Sarajevo Blockaded "From Inside" – Serb Officer
Witness says his side only responded to "provocations" from forces within city.
Sarajevo Blockaded "From Inside" – Serb Officer
Witness says his side only responded to "provocations" from forces within city.
The trial of Radovan Karadzic continued this week with testimony from a former Bosnian Serb officer who claimed that Sarajevo was blockaded “from within”, not by his army.
The defence witness, retired colonel Milosav Gagovic, served in the 4th Corps of the Yugoslav army, which in May 1992 was transformed into the Sarajevo-Romanija Corps in the Bosnian Serb army or VRS.
Gagovic has previously appeared as a defence witness in the Hague trial of General Dragomir Milosevic, who was given a 29-year sentence in 2009 for his part in the siege of Sarajevo. Milosevic was commander of the Sarajevo-Romanija Corps.
As wartime Bosnian Serb president, Karadzic is accused of planning and overseeing the 1992-95 siege of Sarajevo, in the course of which over 12,000 people died in a concerted sniping and shelling campaign.
At the beginning of his testimony this week, Gagovic described himself as "an old-school military officer" who knew "what military discipline and responsibility mean”.
He began by talking about the Yugoslav army unit he served in, the 4th Corps, and suggested that the Sarajevo-Romanija Corps was not its direct successor.
"The JNA [Yugoslav People’s Army] did not play any role in the establishment of the VRS as an army,” he insisted. “VRS developed from the territorial defence and the self-defence groups of Serb citizens."
He went onto talk about the JNA’s actions at the beginning of the Bosnian conflict. The indictment against Karadzic says the JNA was involved in attacking Sarajevo on May 2, 1992.
"There were numerous provocations from the city to which we had to respond. We were being shot at. Of course, a certain level of disturbance of the civilian population could not be prevented,” Gagovic said.
As a professional army, he said, the JNA could not simply "stand by and watch how helpless people were being exposed to crimes".
"But you have to understand", he said, addressing Karadzic, "that it was clear to us that the blockade of Sarajevo had come from within, not from without."
Gagovic said the city was controlled "by a small group of people… who held all the power in the city.”

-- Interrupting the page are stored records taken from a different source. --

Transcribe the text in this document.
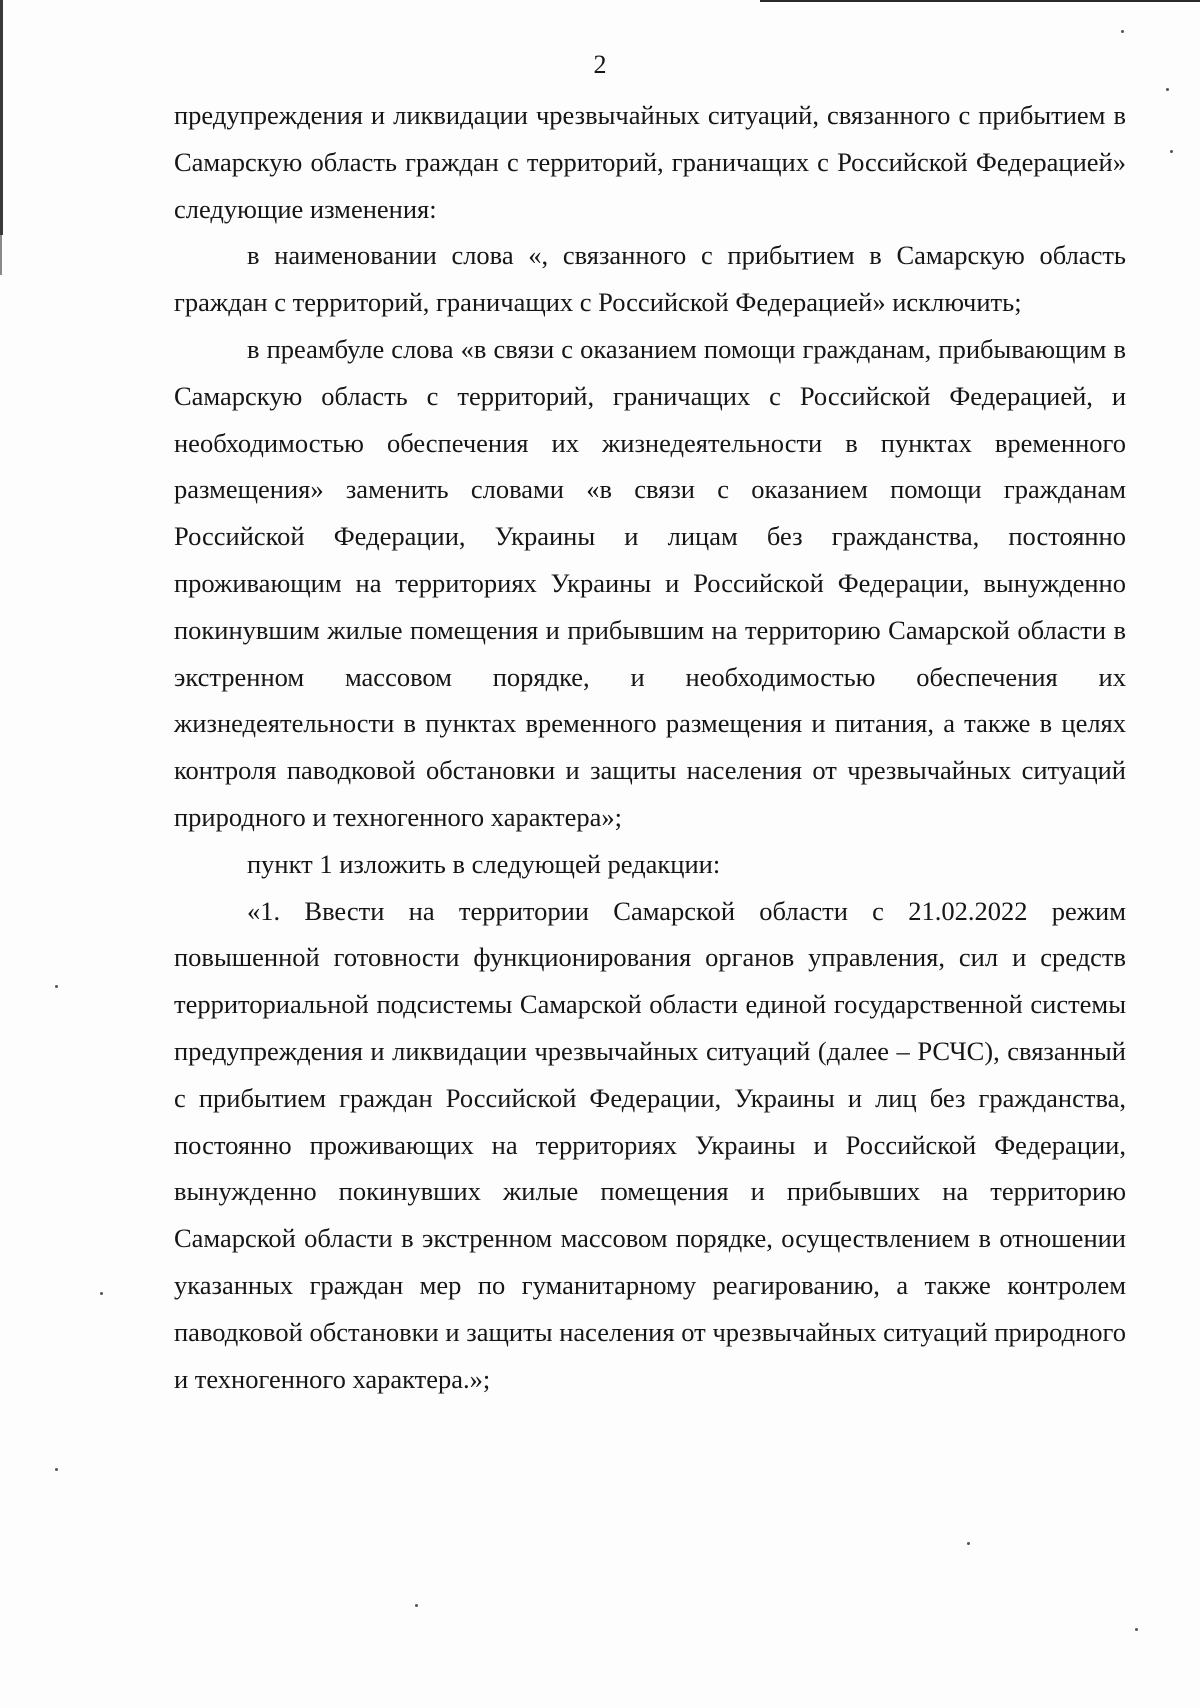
2

предупреждения и ликвидации чрезвычайных ситуаций, связанного с прибытием в Самарскую область граждан с территорий, граничащих с Российской Федерацией» следующие изменения:

в наименовании слова «, связанного с прибытием в Самарскую область граждан с территорий, граничащих с Российской Федерацией» исключить;

в преамбуле слова «в связи с оказанием помощи гражданам, прибывающим в Самарскую область с территорий, граничащих с Российской Федерацией, и необходимостью обеспечения их жизнедеятельности в пунктах временного размещения» заменить словами «в связи с оказанием помощи гражданам Российской Федерации, Украины и лицам без гражданства, постоянно проживающим на территориях Украины и Российской Федерации, вынужденно покинувшим жилые помещения и прибывшим на территорию Самарской области в экстренном массовом порядке, и необходимостью обеспечения их жизнедеятельности в пунктах временного размещения и питания, а также в целях контроля паводковой обстановки и защиты населения от чрезвычайных ситуаций природного и техногенного характера»;

пункт 1 изложить в следующей редакции:

«1. Ввести на территории Самарской области с 21.02.2022 режим повышенной готовности функционирования органов управления, сил и средств территориальной подсистемы Самарской области единой государственной системы предупреждения и ликвидации чрезвычайных ситуаций (далее – РСЧС), связанный с прибытием граждан Российской Федерации, Украины и лиц без гражданства, постоянно проживающих на территориях Украины и Российской Федерации, вынужденно покинувших жилые помещения и прибывших на территорию Самарской области в экстренном массовом порядке, осуществлением в отношении указанных граждан мер по гуманитарному реагированию, а также контролем паводковой обстановки и защиты населения от чрезвычайных ситуаций природного и техногенного характера.»;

“It was this group of people with dubious pasts who had been harassing the civilian population of Sarajevo,” he continued. "For example, you could only leave the city by paying these people a large sum of money; it was them preventing people from leaving and holding the city under siege, not the JNA or Serb forces."

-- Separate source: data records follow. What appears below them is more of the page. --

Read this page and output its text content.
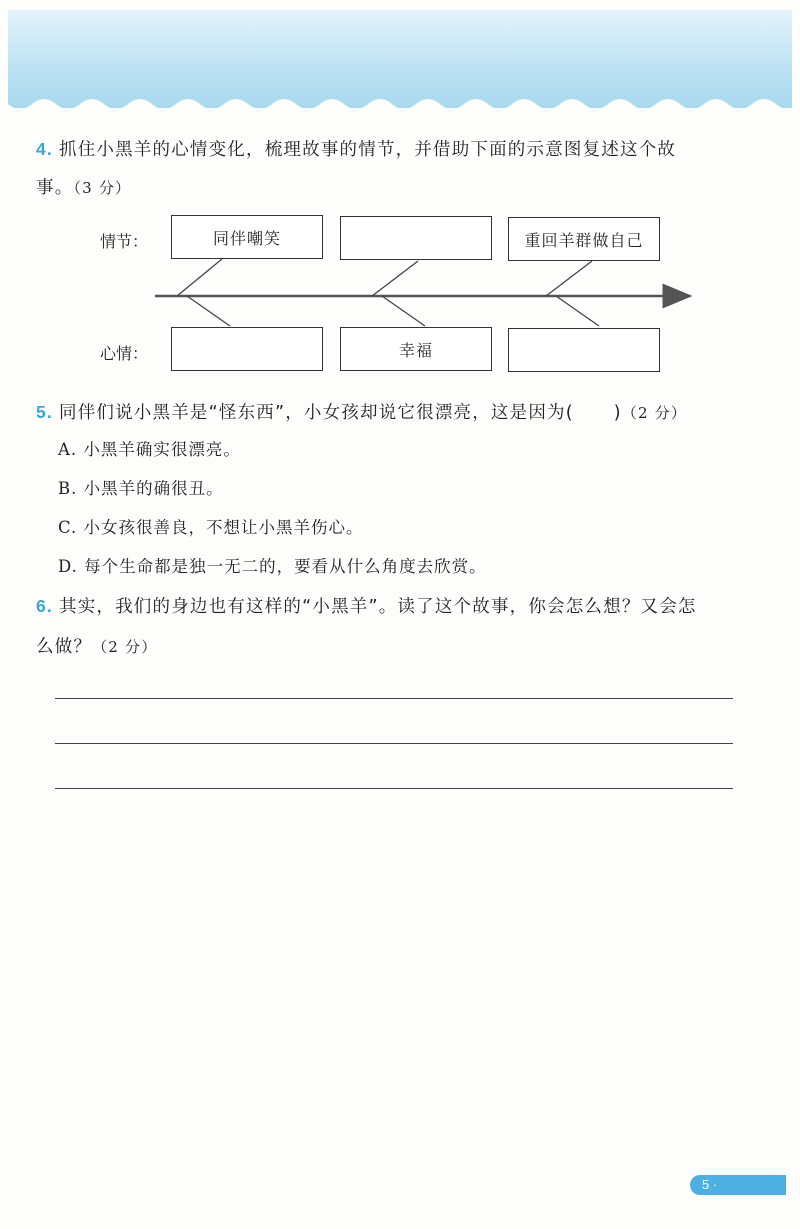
4. 抓住小黑羊的心情变化，梳理故事的情节，并借助下面的示意图复述这个故
事。（3 分）
情节：
心情：
同伴嘲笑	重回羊群做自己
幸福
5. 同伴们说小黑羊是“怪东西”，小女孩却说它很漂亮，这是因为( )（2 分）
A. 小黑羊确实很漂亮。
B. 小黑羊的确很丑。
C. 小女孩很善良，不想让小黑羊伤心。
D. 每个生命都是独一无二的，要看从什么角度去欣赏。
6. 其实，我们的身边也有这样的“小黑羊”。读了这个故事，你会怎么想？又会怎
么做？（2 分）
5 ·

Gagovic confirmed to the court that he had known the defendant personally.
"Karadzic was a very responsible official and very dedicated to his work," he said.
Karadzic respected humanitarian law, he “always made sure his orders were in line with the law and not illegal," and always required his subordinates to "act honorably and in accordance with the law", the witness said.
In the cross-examination, prosecutor Alan Tieger challenged Gagovic’s claims that JNA was a "neutral army".
Tieger presented a recording of a live television news programme from May 11, 1992, in which a reporter asks Gagovic, as commander of a JNA corps stationed in Sarajevo, to stop troops shelling the city and firing on civilians.
In response, Gagovic told the court that "the JNA had always protected civilians, but at that particular moment it was impossible to know who was shooting at whom".
The prosecution also presented a transcript of an intercepted conversation between Gagovic and a member of the opposing side, Bosnian territorial defence unit commander Hasan Efendic. In that conversation, also dating from May 1992, Efendic asks Gagovic to "stop destroying Sarajevo". Gagovic replies, "Well, you know how the troops react; they shoot [with] whatever they have."
Commenting on this piece of evidence, Gagovic told the judges that it was "a strange conversation”.
“I can't really say much about it,” he continued. “But you couldn't be sure about any of the things being said.”
The prosecution alleges that Karadzic, who was the supreme civilian leader of the Bosnian Serb self-proclaimed entity, Republika Srpska, is responsible for crimes of genocide, persecution, extermination, murder and forcible transfer.
The trial continues next week.
Velma Saric is an IWPR-trained reporter in Sarajevo.